My mother considered me irresponsible. Perhaps her expectations were too high for my abilities. Or maybe she didn’t start me off a little at a time, learning by doing small tasks. When children are growing up it is important to give them responsibilities. Even a small child can do simple tasks. If the child is forgetful or perhaps deliberately tests the parent by ignoring his or her duties, it is the responsibility of the parent to follow up on the discipline with reminders as well as consistent persistence. That’s part of the responsibility of parenting. It also helps with self-discipline later on when the child is grown.
As an adult I find there are times I have to make a decision as to what is and what is not my responsibility. When I see trash on the sidewalk or paper towels on the floor of a restroom, I wonder if it is my responsibility to pick up after someone else. At home do I put away my husband’s clothes as well as mine or leave them for him to put away? Who is responsible for what in a household is often divided along lines of familiarity. Growing up, who mowed the lawn, took out the trash, checked to see if the door was locked at night?
I remember my mother saying at a certain time in the evening, her father would wind the grandfather clock and that would be his signal for her current boyfriend to depart. We didn’t have a grandfather clock to wind, however my father was responsible for the houseplants and flowers in our home. All summer he would carefully arrange fresh flowers in vases, some from his garden, some from my grandmother’s. My mother was responsible for the cooking, for the purchase of food and for what and when we ate. She also carved the roast or chicken we had on Sundays because she thought she did a better job of it.

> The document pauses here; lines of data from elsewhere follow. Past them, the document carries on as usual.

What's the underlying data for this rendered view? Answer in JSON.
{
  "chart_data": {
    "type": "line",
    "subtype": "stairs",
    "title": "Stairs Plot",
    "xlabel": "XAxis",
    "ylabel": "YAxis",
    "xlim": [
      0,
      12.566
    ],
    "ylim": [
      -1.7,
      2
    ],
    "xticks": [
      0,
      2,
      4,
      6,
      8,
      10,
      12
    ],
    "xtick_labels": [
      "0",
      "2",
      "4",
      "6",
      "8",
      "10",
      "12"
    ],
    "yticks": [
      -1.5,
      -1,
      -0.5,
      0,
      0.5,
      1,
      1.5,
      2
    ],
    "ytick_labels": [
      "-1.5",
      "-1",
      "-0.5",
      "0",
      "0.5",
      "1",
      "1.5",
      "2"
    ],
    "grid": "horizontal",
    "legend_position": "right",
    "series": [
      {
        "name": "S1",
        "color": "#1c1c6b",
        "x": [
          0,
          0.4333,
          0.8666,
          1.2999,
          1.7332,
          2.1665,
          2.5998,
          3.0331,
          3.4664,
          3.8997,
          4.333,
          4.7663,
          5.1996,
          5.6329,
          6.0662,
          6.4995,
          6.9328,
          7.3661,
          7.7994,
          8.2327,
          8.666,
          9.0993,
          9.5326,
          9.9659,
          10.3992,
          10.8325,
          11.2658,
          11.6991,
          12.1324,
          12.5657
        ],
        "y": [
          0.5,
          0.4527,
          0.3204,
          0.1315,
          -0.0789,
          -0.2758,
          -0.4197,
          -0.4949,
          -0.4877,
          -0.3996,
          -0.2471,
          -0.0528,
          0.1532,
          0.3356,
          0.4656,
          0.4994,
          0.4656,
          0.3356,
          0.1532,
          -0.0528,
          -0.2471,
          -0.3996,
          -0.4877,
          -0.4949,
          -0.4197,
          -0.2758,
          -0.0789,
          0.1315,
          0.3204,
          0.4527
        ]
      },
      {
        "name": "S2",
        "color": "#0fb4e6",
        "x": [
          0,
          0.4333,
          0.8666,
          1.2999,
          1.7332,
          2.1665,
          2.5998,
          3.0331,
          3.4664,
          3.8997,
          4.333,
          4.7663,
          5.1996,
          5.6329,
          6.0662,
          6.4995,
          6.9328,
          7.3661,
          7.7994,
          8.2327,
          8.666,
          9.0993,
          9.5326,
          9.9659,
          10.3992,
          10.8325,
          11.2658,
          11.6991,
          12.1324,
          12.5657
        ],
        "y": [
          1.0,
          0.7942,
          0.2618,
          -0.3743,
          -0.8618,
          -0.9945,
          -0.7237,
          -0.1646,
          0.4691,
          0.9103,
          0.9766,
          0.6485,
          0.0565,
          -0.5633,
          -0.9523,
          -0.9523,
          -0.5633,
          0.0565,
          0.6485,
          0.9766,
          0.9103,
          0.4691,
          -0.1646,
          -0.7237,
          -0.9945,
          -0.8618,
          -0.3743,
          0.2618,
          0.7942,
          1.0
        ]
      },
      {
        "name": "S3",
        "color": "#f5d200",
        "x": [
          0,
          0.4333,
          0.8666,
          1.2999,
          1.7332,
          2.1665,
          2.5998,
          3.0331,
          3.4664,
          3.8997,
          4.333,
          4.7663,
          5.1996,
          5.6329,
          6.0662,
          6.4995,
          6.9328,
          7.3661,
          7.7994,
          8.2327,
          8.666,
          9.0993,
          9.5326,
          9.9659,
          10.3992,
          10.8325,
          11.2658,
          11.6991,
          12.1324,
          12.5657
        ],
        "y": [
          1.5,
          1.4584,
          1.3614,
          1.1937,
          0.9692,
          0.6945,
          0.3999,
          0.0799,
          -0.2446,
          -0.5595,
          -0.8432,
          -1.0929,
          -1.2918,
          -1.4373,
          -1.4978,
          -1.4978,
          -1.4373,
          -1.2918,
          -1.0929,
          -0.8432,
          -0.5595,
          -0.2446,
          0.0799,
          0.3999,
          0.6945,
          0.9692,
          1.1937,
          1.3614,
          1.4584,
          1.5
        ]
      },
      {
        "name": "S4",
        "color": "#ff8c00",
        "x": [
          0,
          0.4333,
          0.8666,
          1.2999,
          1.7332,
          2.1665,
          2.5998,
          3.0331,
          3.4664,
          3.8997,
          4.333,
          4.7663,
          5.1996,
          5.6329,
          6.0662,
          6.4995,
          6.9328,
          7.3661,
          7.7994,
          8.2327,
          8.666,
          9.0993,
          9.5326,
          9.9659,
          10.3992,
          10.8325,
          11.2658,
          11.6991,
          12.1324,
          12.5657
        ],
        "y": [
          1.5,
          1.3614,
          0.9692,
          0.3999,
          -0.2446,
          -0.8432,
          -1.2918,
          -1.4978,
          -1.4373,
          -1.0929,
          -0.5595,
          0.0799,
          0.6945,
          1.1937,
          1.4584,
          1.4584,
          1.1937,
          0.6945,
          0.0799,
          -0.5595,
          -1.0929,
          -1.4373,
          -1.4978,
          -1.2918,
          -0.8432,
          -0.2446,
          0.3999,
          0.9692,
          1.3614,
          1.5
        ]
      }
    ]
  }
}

The word responsibility implies a response to something. If I am aware of a an important duty, like paying my taxes, being sure to vote, stopping at stop signs, or even washing my hands after I sneeze, cough or go to the bathroom, then I respond by acting. I take responsibility for that which is my personal obligation to society or to myself. However there is this gray area where I need to make decisions: do I try to help if my help may not be wanted? Do I act when my action may not be what is needed? Taking responsibility for what I do or do not do requires me to think and think again.